Джек останавливается в дверях детской.

— Что? — спрашивает он. Голос у него вот-вот сорвется.

— Ты не собираешься сказать ему, что он преувеличивает? Что не стоит так волноваться из-за капельки воды? Нам было весело, Джек! Неужели ты ничего ему не скажешь?

Джек поджимает губы, ноздри у него раздуваются. Лицо бледное, почти белое от гнева, особенно вокруг глаз.

— Хочешь, чтобы я что-нибудь сказал, Эмилия? — Он буквально выплевывает каждое слово, словно что-то горькое. — Ты действительно хочешь, чтобы я что-нибудь сказал?

«Ничего не говори. Не произноси слов, которые вертятся у тебя на языке».

— Это была случайность, — настаиваю я. — Мы поскользнулись. Мы бежали и упали.

— Тебе наплевать. Он замерз и испугался, а тебе наплевать.

— Нет, не наплевать. И ничего он не испугался. Ты же знаешь Уильяма, Джек. Ты знаешь, что он всегда преувеличивает. Просто ему неприятна сама мысль о том, что со мной может быть весело. Мальчику кажется, что он предает Каролину. Но это же просто глупо. Ты должен объяснить ему, что это глупо.

Джек осторожно ставит Уильяма наземь, направляет его к двери и закрывает ее, а потом наклоняется ко мне и тихо говорит:

— Ты даже не представляешь, какое у тебя лицо, когда ты на него смотришь. Оно ледяное. Холоднее, чем это проклятое озеро.

Он рывком открывает дверь детской, заходит и захлопывает ее за собой.

Я никогда не была холодной. Наоборот, я очень тепло относилась к сыну Джека. Честное слово. Но его слова и мысли обрушились на меня, словно волна жидкого водорода. Это они меня заморозили, сделали хрупкой и неподвижной. Холоднее, чем когда-либо.

Я стою, белая от холода, и отчего-то вспоминаю совершенно другую ситуацию, которая была ужасно давно.
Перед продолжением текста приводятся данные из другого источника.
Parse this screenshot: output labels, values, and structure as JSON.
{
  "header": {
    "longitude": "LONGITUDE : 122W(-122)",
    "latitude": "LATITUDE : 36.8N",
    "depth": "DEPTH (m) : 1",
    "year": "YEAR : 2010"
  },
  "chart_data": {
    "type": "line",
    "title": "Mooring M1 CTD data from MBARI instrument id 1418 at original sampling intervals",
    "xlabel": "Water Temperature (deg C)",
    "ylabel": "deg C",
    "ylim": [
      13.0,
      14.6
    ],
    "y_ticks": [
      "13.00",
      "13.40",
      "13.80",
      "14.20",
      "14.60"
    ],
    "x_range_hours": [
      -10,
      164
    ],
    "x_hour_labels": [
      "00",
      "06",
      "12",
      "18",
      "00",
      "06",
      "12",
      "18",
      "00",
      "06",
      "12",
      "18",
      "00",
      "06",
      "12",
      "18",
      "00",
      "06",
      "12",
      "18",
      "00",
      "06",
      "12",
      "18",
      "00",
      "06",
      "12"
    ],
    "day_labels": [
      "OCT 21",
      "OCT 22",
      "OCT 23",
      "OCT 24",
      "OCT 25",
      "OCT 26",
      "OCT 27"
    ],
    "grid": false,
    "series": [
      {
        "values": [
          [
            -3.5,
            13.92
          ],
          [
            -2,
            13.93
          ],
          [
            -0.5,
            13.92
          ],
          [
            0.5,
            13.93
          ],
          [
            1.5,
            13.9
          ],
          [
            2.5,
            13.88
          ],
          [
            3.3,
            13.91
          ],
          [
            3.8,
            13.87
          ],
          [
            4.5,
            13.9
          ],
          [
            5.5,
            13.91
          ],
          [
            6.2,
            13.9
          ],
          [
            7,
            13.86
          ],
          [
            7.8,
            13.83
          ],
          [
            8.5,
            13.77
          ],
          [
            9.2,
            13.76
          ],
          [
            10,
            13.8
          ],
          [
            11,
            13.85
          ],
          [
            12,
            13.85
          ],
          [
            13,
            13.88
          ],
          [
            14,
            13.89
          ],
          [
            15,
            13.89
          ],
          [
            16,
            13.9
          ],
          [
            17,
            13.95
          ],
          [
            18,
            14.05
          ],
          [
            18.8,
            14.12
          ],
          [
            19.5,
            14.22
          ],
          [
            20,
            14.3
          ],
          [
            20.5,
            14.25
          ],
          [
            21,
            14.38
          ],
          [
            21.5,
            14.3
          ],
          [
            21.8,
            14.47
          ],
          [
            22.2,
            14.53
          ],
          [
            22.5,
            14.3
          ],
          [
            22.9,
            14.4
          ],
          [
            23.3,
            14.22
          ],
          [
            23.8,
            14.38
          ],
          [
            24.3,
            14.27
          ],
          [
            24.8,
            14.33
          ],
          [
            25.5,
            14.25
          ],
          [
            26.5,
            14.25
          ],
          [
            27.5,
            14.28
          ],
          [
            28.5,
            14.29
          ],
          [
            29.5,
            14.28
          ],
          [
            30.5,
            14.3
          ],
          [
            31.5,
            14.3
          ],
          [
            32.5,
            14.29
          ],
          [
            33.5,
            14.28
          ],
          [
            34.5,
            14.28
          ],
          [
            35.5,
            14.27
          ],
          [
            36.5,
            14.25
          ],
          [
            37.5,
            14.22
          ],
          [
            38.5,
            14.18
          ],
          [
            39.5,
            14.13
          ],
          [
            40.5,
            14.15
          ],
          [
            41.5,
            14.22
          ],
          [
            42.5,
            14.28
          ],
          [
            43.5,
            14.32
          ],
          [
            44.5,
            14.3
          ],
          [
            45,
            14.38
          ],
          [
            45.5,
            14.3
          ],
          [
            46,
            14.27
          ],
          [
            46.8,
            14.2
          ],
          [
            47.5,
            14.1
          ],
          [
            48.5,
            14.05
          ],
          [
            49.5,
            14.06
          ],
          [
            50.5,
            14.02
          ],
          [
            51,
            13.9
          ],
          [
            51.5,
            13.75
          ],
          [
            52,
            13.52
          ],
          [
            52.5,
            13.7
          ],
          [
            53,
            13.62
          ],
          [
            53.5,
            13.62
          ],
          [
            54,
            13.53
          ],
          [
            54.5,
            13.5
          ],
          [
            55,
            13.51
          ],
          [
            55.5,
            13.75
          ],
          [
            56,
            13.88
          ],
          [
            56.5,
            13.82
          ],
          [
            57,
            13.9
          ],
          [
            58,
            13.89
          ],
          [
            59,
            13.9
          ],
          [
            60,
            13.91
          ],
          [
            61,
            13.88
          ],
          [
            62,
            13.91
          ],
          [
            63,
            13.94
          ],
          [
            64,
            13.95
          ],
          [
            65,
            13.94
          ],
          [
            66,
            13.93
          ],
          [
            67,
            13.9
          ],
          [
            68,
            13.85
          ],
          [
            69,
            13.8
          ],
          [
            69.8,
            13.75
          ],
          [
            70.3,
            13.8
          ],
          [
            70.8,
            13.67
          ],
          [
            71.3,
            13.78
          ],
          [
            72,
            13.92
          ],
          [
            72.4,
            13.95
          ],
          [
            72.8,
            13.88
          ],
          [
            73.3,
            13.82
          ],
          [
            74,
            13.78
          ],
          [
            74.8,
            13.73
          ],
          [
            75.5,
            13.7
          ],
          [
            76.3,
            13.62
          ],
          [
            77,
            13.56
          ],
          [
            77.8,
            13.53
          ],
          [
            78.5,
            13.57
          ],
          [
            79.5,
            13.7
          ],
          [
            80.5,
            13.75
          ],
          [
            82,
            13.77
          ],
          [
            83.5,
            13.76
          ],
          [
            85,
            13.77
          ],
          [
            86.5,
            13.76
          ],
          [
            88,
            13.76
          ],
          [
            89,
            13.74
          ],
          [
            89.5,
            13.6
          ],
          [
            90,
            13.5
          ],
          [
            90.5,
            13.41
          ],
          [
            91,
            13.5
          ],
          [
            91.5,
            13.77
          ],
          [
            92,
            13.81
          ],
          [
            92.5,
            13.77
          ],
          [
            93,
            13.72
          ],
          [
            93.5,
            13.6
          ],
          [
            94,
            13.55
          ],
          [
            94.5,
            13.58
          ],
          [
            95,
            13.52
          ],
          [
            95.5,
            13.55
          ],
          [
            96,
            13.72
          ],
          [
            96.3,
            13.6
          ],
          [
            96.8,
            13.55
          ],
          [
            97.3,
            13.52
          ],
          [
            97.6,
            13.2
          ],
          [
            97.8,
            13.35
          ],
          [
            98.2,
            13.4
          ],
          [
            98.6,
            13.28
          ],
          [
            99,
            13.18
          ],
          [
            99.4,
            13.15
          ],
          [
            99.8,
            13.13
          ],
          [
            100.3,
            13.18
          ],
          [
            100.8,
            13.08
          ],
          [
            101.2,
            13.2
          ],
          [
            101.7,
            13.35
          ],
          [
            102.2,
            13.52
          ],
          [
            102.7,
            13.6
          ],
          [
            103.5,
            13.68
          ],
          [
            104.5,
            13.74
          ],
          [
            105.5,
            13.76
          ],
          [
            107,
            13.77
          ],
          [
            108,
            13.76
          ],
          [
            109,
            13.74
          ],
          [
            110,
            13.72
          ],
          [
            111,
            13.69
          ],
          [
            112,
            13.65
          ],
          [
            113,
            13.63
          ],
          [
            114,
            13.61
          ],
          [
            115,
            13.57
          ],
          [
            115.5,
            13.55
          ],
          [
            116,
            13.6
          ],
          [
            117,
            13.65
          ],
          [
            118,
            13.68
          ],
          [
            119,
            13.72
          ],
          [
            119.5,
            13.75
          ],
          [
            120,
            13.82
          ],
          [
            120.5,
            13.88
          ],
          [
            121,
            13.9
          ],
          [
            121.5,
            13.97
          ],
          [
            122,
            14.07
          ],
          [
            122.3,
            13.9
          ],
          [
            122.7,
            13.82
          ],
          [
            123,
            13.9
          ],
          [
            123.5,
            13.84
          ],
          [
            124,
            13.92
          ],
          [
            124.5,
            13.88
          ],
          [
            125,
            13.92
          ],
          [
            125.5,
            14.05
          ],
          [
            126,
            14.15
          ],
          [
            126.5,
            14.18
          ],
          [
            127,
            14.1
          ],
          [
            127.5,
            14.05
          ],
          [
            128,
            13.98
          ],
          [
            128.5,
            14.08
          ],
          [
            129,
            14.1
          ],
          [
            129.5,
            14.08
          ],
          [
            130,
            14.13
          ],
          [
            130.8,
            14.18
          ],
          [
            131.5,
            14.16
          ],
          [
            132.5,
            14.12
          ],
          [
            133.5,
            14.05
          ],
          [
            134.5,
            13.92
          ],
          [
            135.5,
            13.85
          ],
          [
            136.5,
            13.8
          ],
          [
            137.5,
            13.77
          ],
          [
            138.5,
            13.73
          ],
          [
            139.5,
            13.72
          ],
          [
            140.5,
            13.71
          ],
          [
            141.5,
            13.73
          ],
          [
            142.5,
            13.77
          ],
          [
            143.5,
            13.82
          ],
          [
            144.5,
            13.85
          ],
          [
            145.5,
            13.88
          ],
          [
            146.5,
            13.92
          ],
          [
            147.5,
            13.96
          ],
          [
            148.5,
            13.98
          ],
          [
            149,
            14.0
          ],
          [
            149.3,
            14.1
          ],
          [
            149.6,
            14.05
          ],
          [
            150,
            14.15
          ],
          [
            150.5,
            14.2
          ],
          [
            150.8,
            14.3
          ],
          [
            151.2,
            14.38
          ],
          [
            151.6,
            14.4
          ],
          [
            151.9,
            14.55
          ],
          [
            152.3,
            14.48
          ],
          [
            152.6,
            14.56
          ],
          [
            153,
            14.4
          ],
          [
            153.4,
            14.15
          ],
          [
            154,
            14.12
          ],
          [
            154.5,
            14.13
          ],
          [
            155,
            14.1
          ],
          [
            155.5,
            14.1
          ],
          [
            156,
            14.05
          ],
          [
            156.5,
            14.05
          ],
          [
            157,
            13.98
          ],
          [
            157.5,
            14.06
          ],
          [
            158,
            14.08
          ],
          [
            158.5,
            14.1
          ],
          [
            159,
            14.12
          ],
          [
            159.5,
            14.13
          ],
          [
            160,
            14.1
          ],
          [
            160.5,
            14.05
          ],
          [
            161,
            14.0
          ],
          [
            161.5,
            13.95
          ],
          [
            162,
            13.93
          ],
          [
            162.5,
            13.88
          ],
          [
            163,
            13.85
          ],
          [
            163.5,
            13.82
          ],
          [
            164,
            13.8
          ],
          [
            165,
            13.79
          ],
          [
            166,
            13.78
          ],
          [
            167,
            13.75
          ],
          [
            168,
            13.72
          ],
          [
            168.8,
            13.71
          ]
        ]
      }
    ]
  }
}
Тогда я чувствовала себя так, словно кто-то открыл маленькую дверцу у меня на макушке и впустил солнечный свет в мое тело, наполнив его от кончиков пальцев до самого темечка. Эта минута казалась еще прекраснее из-за того, что именно привело нас к ней. Весь день и за неделю до того я была уверена — знала это так же твердо, как номер собственного телефона, — что Джек снова собирается со мной расстаться.

Поскольку Каролина выгнала мужа, мы встречались как настоящая парочка, как нормальные люди. Ходили ужинать и в кино, а еще — в театр, в оперу и даже дважды на балет, прежде чем я призналась в ненависти к этому виду искусства. Мы трижды побывали на бейсболе и сидели прямо за основной базой, потому что у Джека нашелся друг с абонементом, а я со времен колледжа питала слабость к «Ред сокс». У нас был служебный роман, не более тайный, чем бывает обычно. Мы больше не устраивали долгих перерывов на ленч, чтобы насладиться доставленными деликатесами и друг другом, не делали вид, что мы всего лишь случайные знакомые. Не то чтобы мы выставляли свою связь напоказ. Мы, конечно, не обнимались в столовой, но зато одновременно приходили поутру и даже стояли рядом в очереди за кофе. Мы занимались любовью по ночам, в новой квартире Джека на Аппер-Вест-Сайд, на пружинном матрасе, на полу спальни. Джек никогда не приходил ко мне. Я ночевала у него три-четыре раза в неделю — иногда реже, но никогда чаще — и не оставляла там своих вещей. Просто привозила большую сумку со сменой белья, зубной щеткой и косметикой. В кабинете у меня всегда висели два-три костюма в кофрах и несколько блузок, а под столом стояли пять-шесть пар туфель.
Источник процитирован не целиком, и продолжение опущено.